Biden must have a huge ego if he thinks that him and Obama together can pick the winners in the alternative energy sector better than the marketplace. Why should government be "investing" (read: spending) money here at all? If it makes sense then profit-seeking investors (i.e. greedy people) will support such technology without government help and make some money off of it.

Palin: You know what I had to do in the state of Alaska? I had to take on those oil companies and tell them, "No," you know, any of the greed there that has been kind of instrumental, I guess, in their mode of operation, that wasn't going to happen in my state.

...We're circulating about $700 billion a year into foreign countries, some who do not like America -- they certainly don't have our best interests at heart -- instead of those dollars circulating here, creating tens of thousands of jobs and allowing domestic supplies of energy to be tapped into and start flowing into these very, very hungry markets.

Energy independence is the key to this nation's future, to our economic future, and to our national security.
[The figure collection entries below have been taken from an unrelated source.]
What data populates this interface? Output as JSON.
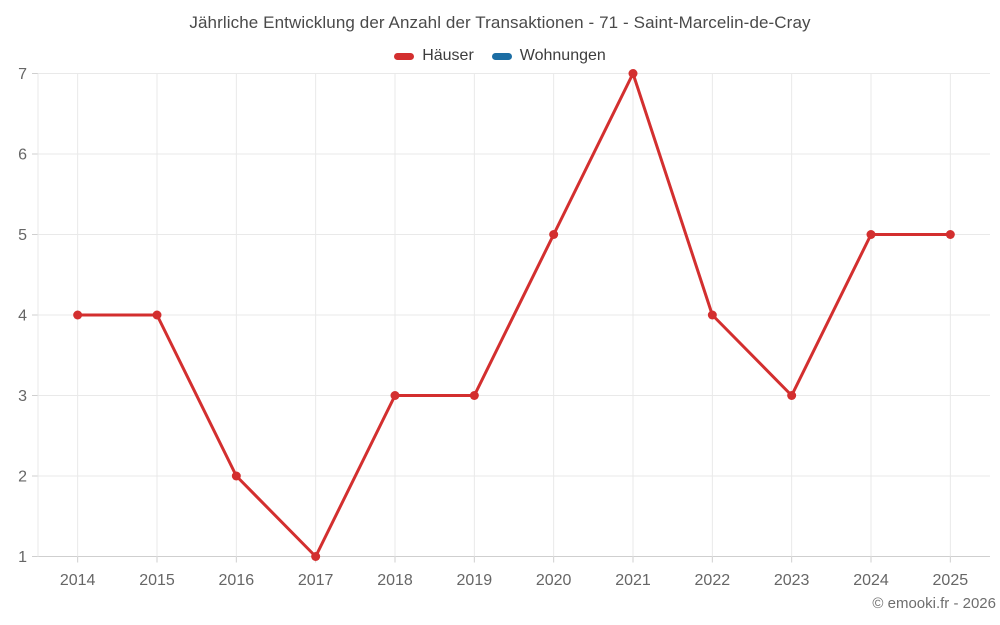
{
  "footer": {
    "copyright": "© emooki.fr - 2026"
  },
  "colors": {
    "grid": "#e9e9e9",
    "axis": "#cfcfcf",
    "tick_label": "#666666",
    "title_text": "#4a4a4a",
    "background": "#ffffff"
  },
  "chart_data": {
    "type": "line",
    "title": "Jährliche Entwicklung der Anzahl der Transaktionen - 71 - Saint-Marcelin-de-Cray",
    "categories": [
      "2014",
      "2015",
      "2016",
      "2017",
      "2018",
      "2019",
      "2020",
      "2021",
      "2022",
      "2023",
      "2024",
      "2025"
    ],
    "series": [
      {
        "name": "Häuser",
        "color": "#d32f2f",
        "values": [
          4,
          4,
          2,
          1,
          3,
          3,
          5,
          7,
          4,
          3,
          5,
          5
        ]
      },
      {
        "name": "Wohnungen",
        "color": "#1c6ea4",
        "values": []
      }
    ],
    "xlabel": "",
    "ylabel": "",
    "ylim": [
      1,
      7
    ],
    "yticks": [
      1,
      2,
      3,
      4,
      5,
      6,
      7
    ],
    "grid": true,
    "legend_position": "top"
  }
}
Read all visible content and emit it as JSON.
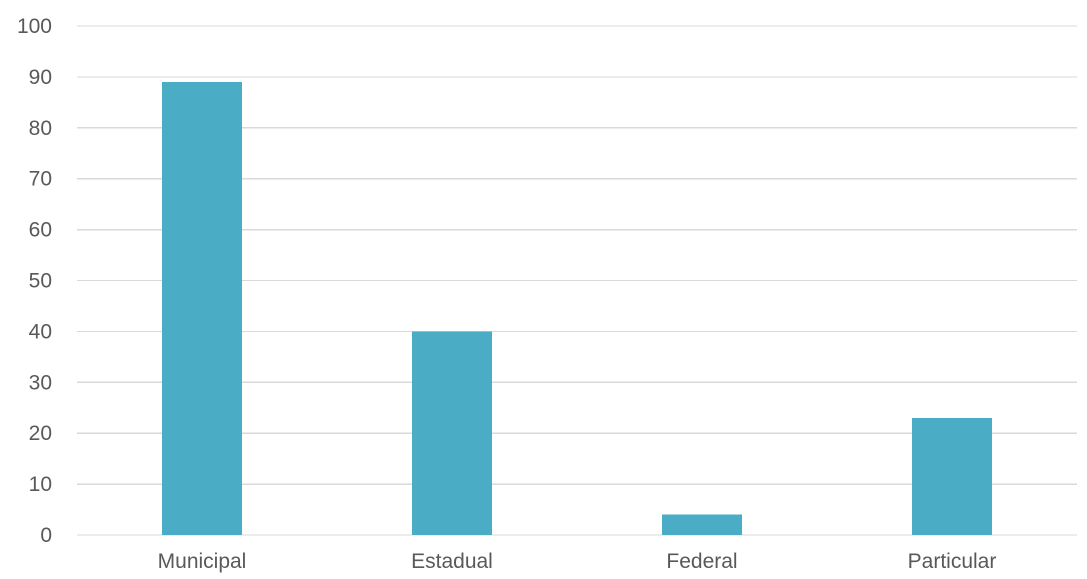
{
  "chart_data": {
    "type": "bar",
    "categories": [
      "Municipal",
      "Estadual",
      "Federal",
      "Particular"
    ],
    "values": [
      89,
      40,
      4,
      23
    ],
    "title": "",
    "xlabel": "",
    "ylabel": "",
    "ylim": [
      0,
      100
    ],
    "yticks": [
      "0",
      "10",
      "20",
      "30",
      "40",
      "50",
      "60",
      "70",
      "80",
      "90",
      "100"
    ],
    "grid": true,
    "legend": "none",
    "colors": {
      "bar": "#4BACC6",
      "grid": "#D9D9D9",
      "text": "#595959"
    }
  }
}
So when we talk about energy plans, it's not just about who got a tax break and who didn't. And we're not giving oil companies tax breaks, but it's about a heck of a lot more than that.

The gratuitious oil company bashing does little to differentiate Palin from Biden, while the talk of energy independence is pure fantasy. We should simply, like all products, buy them where its cheapest. To engage in any other policy is to make ourselves poorer.

Update: Reason: Poor Gordon Gekko.

1 comment:

Josh said...

I resent this:

Washingtonians since people here are monolithically Democratic

I agree with the rest of your analysis. I also think the Governor wasted an opportunity to show-up Biden regarding the "wind-fall" profit tax. What she did in Alaska is not at all like what Obama wants to do.